Gubernur Jawa Tengah Ganjar Pranowo menambahkan, problem tertinggi yang muncul pada UMKM di Jawa Tengah selama pandemi Covid-19 sesungguhnya pemasaran. Masih banyak UMKM yang belum memanfaatkan saluran penjualan secara daring dan masih menerapkan penjualan secara konvensional (luring).
”Padahal, pengguna internet kita sudah sebesar 72,56 persen sehingga (dampaknya) lumayan apabila UMKM bisa segera go digital,” ujar Ganjar.

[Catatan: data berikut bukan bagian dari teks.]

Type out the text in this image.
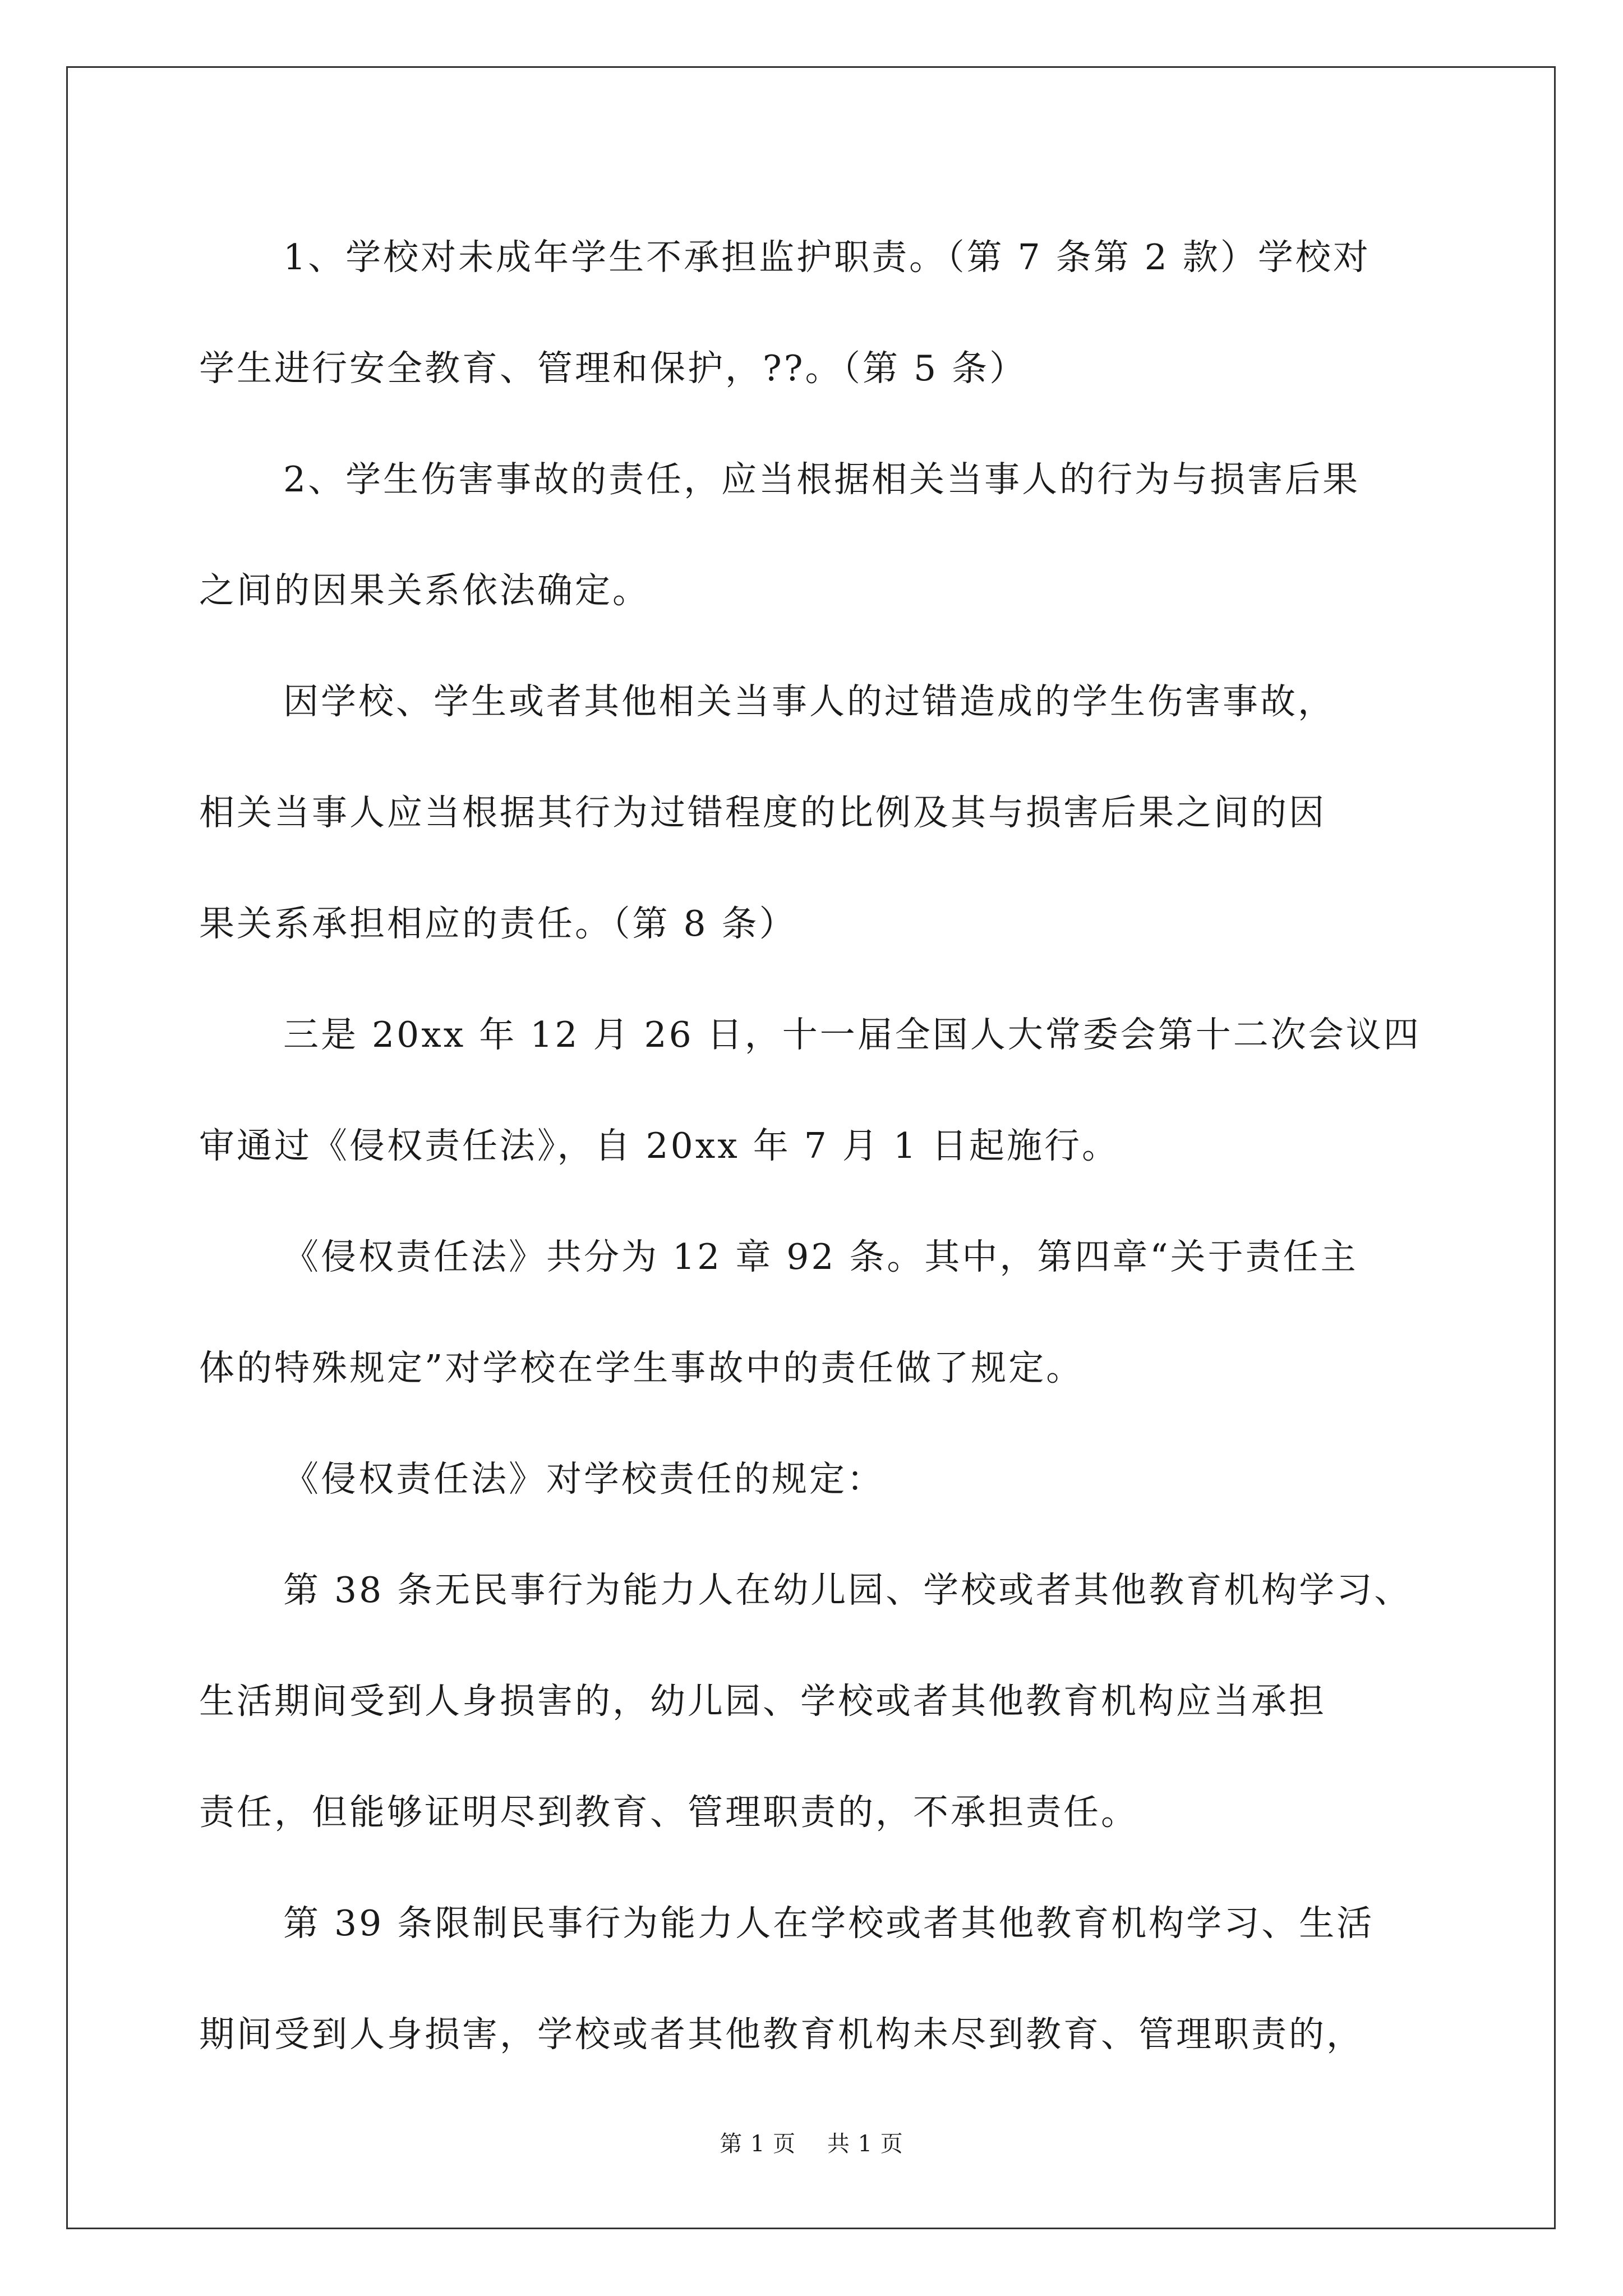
1、学校对未成年学生不承担监护职责。（第 7 条第 2 款）学校对
学生进行安全教育、管理和保护，??。（第 5 条）

2、学生伤害事故的责任，应当根据相关当事人的行为与损害后果
之间的因果关系依法确定。

因学校、学生或者其他相关当事人的过错造成的学生伤害事故，
相关当事人应当根据其行为过错程度的比例及其与损害后果之间的因
果关系承担相应的责任。（第 8 条）

三是 20xx 年 12 月 26 日，十一届全国人大常委会第十二次会议四
审通过《侵权责任法》，自 20xx 年 7 月 1 日起施行。

《侵权责任法》共分为 12 章 92 条。其中，第四章“关于责任主
体的特殊规定”对学校在学生事故中的责任做了规定。

《侵权责任法》对学校责任的规定：

第 38 条无民事行为能力人在幼儿园、学校或者其他教育机构学习、
生活期间受到人身损害的，幼儿园、学校或者其他教育机构应当承担
责任，但能够证明尽到教育、管理职责的，不承担责任。

第 39 条限制民事行为能力人在学校或者其他教育机构学习、生活
期间受到人身损害，学校或者其他教育机构未尽到教育、管理职责的，

第 1 页 共 1 页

Turunnya daya beli yang dihadapi UMKM pun dicarikan solusinya dengan mendorong belanja pemerintah daerah, sebagaimana diperintahkan pemerintah pusat. Sebesar 40 persen dari APBN/APBD dibelanjakan produk UMKM, seperti dilakukan Jawa Tengah dengan menyediakan aplikasi Blangkon atau sederhananya sebagai belanja daring.
Usaha mendorong UMKM Jawa Tengah naik kelas tidak sekadar berfokus membangun kemitraan, tetapi juga memperbaiki pengemasan. Kemitraan yang dibangun lebih berupa pembenahan produk hingga teknik pemasaran serba digital, seperti produk makanan ringan, minuman, dan kerajinan tangan.